We had just eaten a ton of Mexican food, and as we began the trip, the chimichanga was not agreeing with me. However, the fall foliage was beautiful. The afternoon light shone through the orange and yellow leaves and felt warm on my face. The smell of soil and decaying leaves was present at every step. It was earthen, beautiful, and quiet — everything I had missed from my hike. Quiet except for Howard and I catching up with each other's lives: my constant want to hike again and his constant want to have literally any company as a southbounder.
That night was rough. We decided to hunker down in a shelter just before Tinker Cliffs. Camping at the top would've been a poor decision with the wind. Again, even on a little overnight trip, I could not escape the unsavory parts of the AT. A guy snored in the shelter the entire night, and I already couldn't sleep from my foam pad. It made me realize that I really needed to invest in an inflatable sleeping pad. My hips were sore the next morning from the foam pad, so now I have my sights set on a NeoAir XLite Therm-a-Rest.

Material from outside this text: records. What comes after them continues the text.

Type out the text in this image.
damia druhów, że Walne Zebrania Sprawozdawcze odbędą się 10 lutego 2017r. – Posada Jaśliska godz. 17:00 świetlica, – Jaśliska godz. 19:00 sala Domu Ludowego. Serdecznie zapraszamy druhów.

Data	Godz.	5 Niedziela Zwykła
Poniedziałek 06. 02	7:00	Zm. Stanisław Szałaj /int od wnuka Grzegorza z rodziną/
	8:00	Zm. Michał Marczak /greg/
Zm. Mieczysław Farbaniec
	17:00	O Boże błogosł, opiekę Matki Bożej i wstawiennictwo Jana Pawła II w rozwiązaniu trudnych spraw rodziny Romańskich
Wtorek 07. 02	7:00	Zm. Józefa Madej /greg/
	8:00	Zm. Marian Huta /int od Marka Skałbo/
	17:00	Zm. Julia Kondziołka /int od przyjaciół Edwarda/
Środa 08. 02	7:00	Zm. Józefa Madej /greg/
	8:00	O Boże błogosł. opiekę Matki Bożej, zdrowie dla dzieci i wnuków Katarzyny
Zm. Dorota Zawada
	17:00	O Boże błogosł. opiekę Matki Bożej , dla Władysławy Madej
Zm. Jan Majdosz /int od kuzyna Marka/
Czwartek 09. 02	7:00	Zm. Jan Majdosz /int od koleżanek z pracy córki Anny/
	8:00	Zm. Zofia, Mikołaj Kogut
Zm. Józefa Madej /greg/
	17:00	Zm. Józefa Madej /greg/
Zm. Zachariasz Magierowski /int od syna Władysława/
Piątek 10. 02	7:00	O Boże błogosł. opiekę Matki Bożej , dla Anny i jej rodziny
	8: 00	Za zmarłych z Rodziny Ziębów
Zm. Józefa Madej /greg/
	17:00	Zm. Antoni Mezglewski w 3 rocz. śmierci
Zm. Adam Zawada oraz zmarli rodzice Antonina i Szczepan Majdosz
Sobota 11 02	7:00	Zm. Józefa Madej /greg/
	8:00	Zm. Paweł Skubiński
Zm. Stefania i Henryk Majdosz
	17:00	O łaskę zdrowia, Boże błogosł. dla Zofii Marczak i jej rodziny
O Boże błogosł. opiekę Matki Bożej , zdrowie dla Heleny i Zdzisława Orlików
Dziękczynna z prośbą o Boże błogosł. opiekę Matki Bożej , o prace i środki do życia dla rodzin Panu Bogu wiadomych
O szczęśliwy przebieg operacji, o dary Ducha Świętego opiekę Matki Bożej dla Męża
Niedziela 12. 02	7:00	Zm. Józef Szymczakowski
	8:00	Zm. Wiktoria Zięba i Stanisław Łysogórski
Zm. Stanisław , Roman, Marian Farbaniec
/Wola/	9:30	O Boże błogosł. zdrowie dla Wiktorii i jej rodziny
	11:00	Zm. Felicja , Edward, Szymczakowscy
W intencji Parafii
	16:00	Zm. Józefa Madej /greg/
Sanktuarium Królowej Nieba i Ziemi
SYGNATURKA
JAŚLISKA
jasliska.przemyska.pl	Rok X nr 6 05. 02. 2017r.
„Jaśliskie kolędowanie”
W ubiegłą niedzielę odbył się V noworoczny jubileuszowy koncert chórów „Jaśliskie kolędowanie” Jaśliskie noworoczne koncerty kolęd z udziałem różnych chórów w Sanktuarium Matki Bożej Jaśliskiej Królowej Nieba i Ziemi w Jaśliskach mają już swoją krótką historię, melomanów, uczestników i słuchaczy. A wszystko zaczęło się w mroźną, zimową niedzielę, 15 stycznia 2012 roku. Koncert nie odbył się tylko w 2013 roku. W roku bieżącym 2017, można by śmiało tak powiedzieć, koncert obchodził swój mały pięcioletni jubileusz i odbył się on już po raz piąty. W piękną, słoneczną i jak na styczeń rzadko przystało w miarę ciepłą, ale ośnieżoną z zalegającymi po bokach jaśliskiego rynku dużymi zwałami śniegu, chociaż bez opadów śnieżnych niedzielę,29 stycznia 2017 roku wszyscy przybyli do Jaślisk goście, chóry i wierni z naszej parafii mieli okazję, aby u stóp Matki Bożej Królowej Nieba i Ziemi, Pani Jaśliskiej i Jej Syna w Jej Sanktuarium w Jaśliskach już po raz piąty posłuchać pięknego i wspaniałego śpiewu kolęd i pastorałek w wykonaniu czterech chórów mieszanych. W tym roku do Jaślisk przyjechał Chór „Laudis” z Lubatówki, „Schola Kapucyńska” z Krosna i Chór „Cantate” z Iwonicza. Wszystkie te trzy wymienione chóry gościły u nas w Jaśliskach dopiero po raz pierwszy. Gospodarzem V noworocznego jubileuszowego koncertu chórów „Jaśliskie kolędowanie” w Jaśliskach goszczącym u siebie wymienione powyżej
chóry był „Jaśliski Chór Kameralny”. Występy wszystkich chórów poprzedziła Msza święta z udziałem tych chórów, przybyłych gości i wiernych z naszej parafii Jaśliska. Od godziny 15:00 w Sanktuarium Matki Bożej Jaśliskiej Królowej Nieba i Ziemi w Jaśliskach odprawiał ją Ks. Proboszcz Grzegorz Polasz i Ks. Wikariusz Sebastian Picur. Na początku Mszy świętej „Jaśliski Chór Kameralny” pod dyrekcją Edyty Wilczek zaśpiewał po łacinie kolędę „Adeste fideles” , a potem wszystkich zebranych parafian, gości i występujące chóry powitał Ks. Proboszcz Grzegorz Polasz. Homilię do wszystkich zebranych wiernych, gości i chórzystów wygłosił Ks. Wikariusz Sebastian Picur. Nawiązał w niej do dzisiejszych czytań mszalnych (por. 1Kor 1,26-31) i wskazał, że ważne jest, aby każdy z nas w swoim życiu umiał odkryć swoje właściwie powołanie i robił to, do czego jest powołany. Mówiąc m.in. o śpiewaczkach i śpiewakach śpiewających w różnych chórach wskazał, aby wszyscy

It took me an hour or so to warm up, even in my zero-degree bag. It was cold. I was grateful I had ended my hike in September. Howard and I woke up and joked about the experience and continued on to Tinkers in the morning, where we sat until I got too cold. I wished him luck on his southbound journey and felt happy that this dude I had met on Howard Rock so many miles ago would now go on to finish his thru hike, too.
On the hike back to my car, I realized how bored I got when I hiked alone. I was walking along the same trail I did yesterday, this time without company. It reminded me of how much I valued the presence of friends in the backcountry. Nothing was working to keep me entertained. I didn't want to listen to any of my songs and couldn't motivate myself to go quickly since I only had twelve miles to hike back, and it was midday. I tried to focus on the little things instead. Pretty colors of leaves. The footprints embedded in the trail. The crunch of my footprints. I thought about how I was grateful to have the ability to be outside and experiencing the trail again. It didn't get easier, but it helped me to feel a sense of place and gratitude.
When I first started backpacking, I used to look up at the trail ahead after I finished my weekend trip and wonder where it went. It would wind behind a thicket of trees and out of sight or over another grassy bald. I had an incessant yearning to go further, to see around the next bend. When I stood at Tinker Cliffs on my weekend hike, I looked up ahead and watched Howard disappear in the distance along with the white blazes. I smiled. I knew where it went now. I stood in the same trail runners that once stood on Katahdin. I didn't have to walk any further–until the next trail.